WATERFORD, CT — Congress probably will not allow the Department of Energy to build an interim storage site for nuclear waste any time soon, one of Capitol Hill’s foremost advocates for spent fuel solutions said this week.
Federal law passed as part of the Nuclear Waste Policy Act says the Department of Energy has to build a permanent storage facility before building an interim storage facility, and changing that law is too heavy a lift, Rep. Joe Courtney (D-Conn.) said during a roundtable discussion with Department of Energy officials held Tuesday.
“Have we reached a point where we can do a substantial amendment to the Nuclear Waste Policy Act? With my pundit hat on, I’d say at this point that’s still too big a hill to climb,” Courtney told RadWaste Monitor following Tuesday’s roundtable.
The Department of Energy must “show that there’s real progress being made” in handling nuclear waste volumes and safely transporting spent to spark action in Congress, Courtney said. “I think that’s going to create its own virtuous dynamic.”
The 1987 Nuclear Waste Policy Act is one of DOE’s largest obstacles in its latest attempt to site a federal interim storage facility. As written, the law does not allow the agency to build such a site until a permanent nuclear waste repository is active.
During his tenure in Congress, Courtney has repeatedly sponsored the Nuclear Waste Policy Amendments Act: legislation that among other things would have authorized DOE to establish facilities known as monitored retrievable storage sites to hold spent nuclear fuel until a permanent repository is established. The bill’s most recent iteration, introduced in 2019, never saw a vote in the House.
While a pair of private companies are planning interim storage sites near the border of Texas and New Mexico, DOE is trying to make as much progress toward siting a federal site as the law allows.

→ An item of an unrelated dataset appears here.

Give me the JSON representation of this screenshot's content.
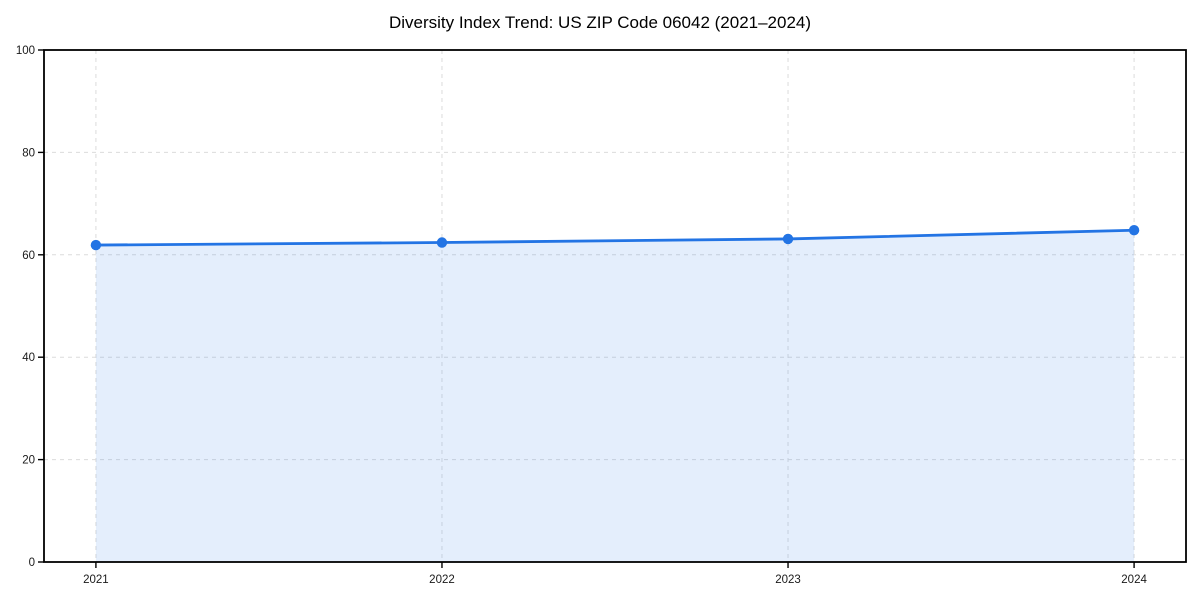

The main thrust of the current federal effort involves building a “consent-based siting consortia” comprising “multiple geographically and institutionally diverse” communities. Right now, DOE plans to spread $16 million in funding among six to eight awardees over roughly two years, according to a funding opportunity announcement issued in September. The deadline to apply is Jan. 31.
The only site designated as a permanent repository under the Nuclear Waste Policy Act — Nevada’s Yucca Mountain — has been little more than an abandoned construction site since 2010, when the Barack Obama administration pulled the project’s funding.